Menurut pengamatan saya sebagian besar masyarakat memiliki rumah permanen dan hanya beberapa orang yang memiliki rumah semi permanen. Sebagian masyarakat disana adalah penduduk transmigrasi. Walaupun dekat pula dengan laut, namun masyarakat disana condong memilih perkebunan. Dikecamatan toari hanya memiliki satu buah pasar umum namun tidak berfungsi setiah hari. Hal ini pulalah yang mempengaruhi pola konsumsi masyarakat dikecamatan toari.

Mengkonsumsi ikan itu, menjadi kebiaaan konsumsi jarang yang mereka lakukan, tahu dan tempe menjadi hidangan wajib bagi mereka atau telur gorang. Untuk memperoleh ikan segar itu cukup sulit karena kondisi pasar tadi dan masyarakat yang tidak memilih untuk melaut.
Ditengah tengah itu, dari banyaknya penduduk yang berbaur dengan penduduk trans dan asli kolaka, ada hal yang menganjal bagi mereka. Dalam wawancara itu, adanya informasi tambahan diluar penelitian itu sangat memungkinkan apalagi dalam komunikasi sudah cair dan berjalan lancer.

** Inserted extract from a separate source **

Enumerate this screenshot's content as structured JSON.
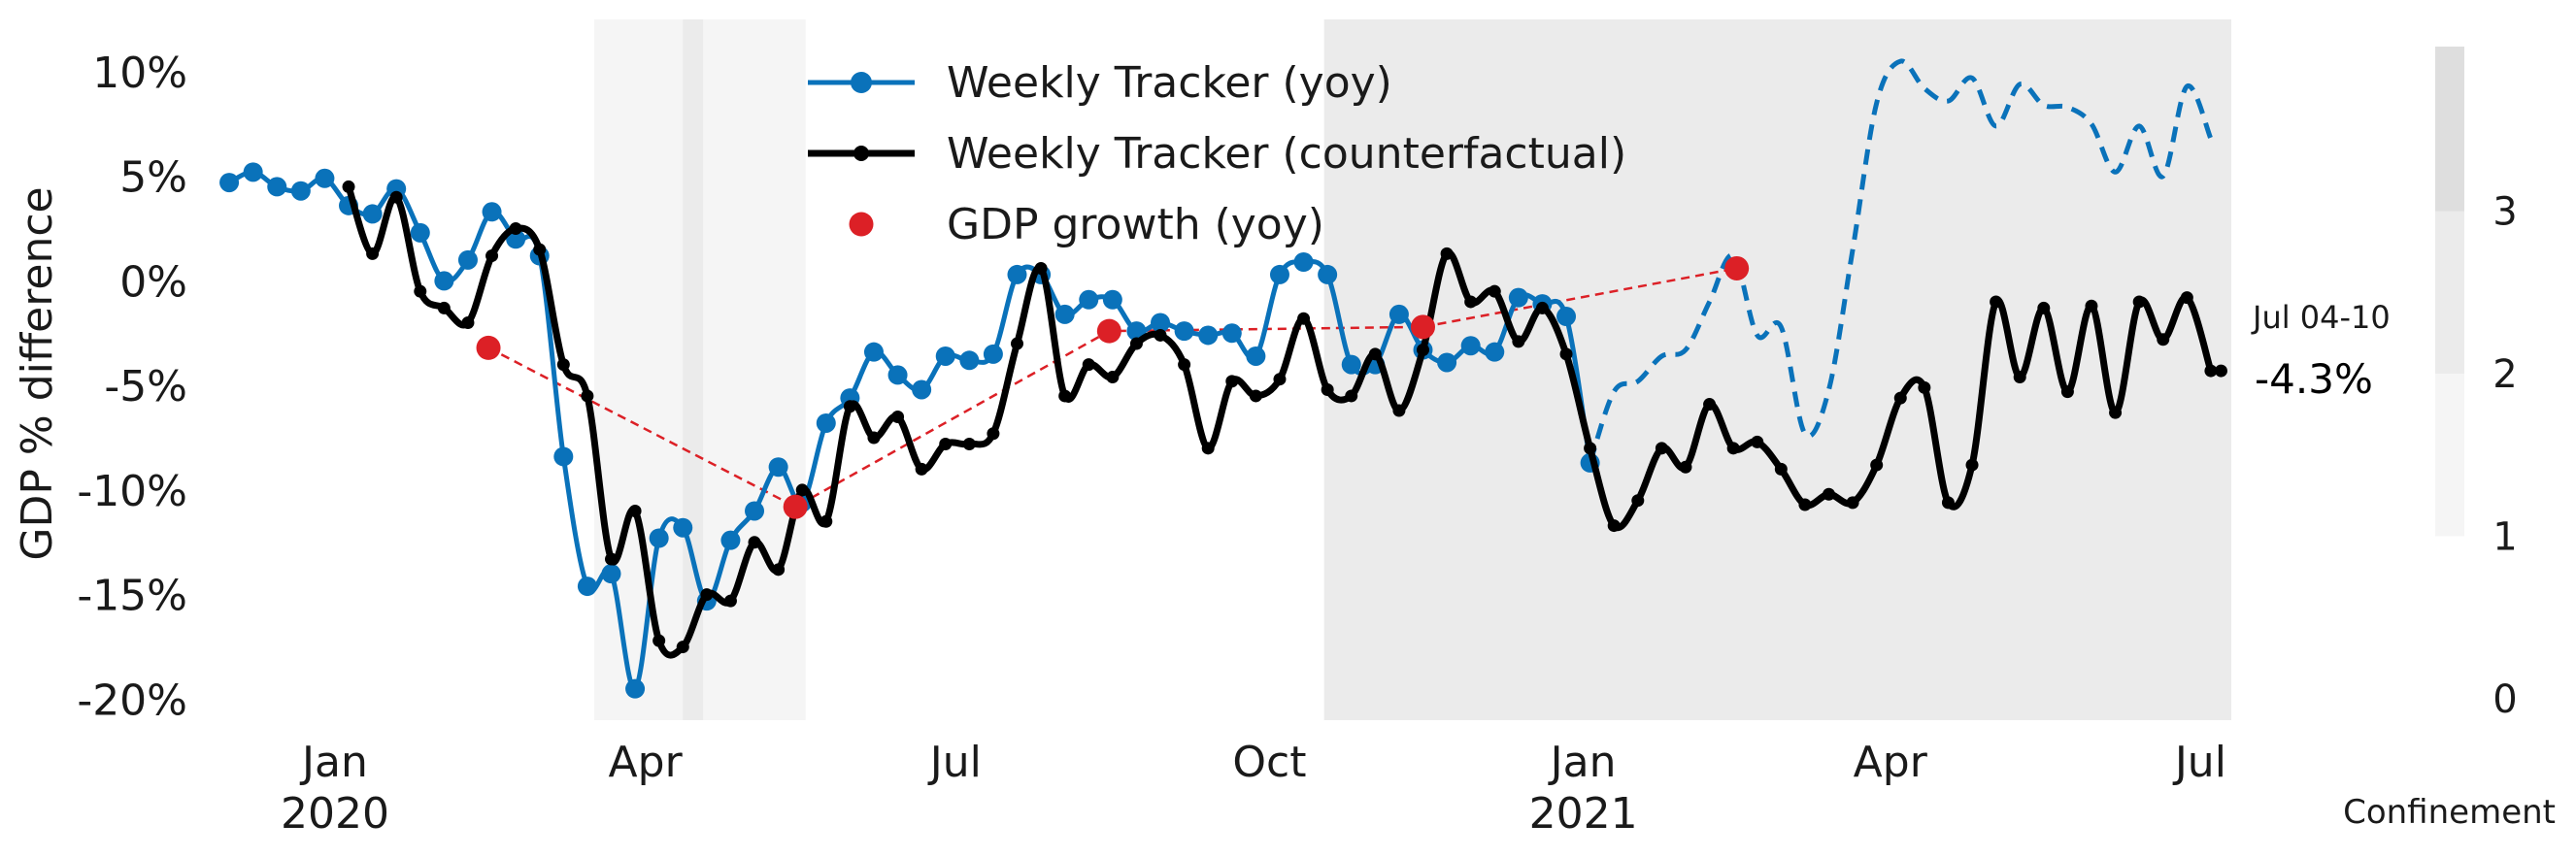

Adanya ketidak adilan bagi penduduk pendatang menjadi pembicaraan ibu yang saya wawancarai. Dia merasa dalam penyaluran bantuan social, ada tebang pilih didialamnya. Ibu itu bercerita dalam suatu kejadian tahun 2013 waktu terjadi banjir yang menggenangi kabupaten kolaka, rumah ibu itu dan beberapa tetangganya rusak dihantam banjir. Beberapa hari kemudian, ada petugas yang ditugasi oleh pemerintah kabupaten untuk melakukan pendataan terkait korban banjir. Dalam pendataan itu dia adalah salah satu korbannya. Dengan jelas dia melihat nama dan informasi kerusakan terkait rumahnya yang dia sebut pondo-pondo itu.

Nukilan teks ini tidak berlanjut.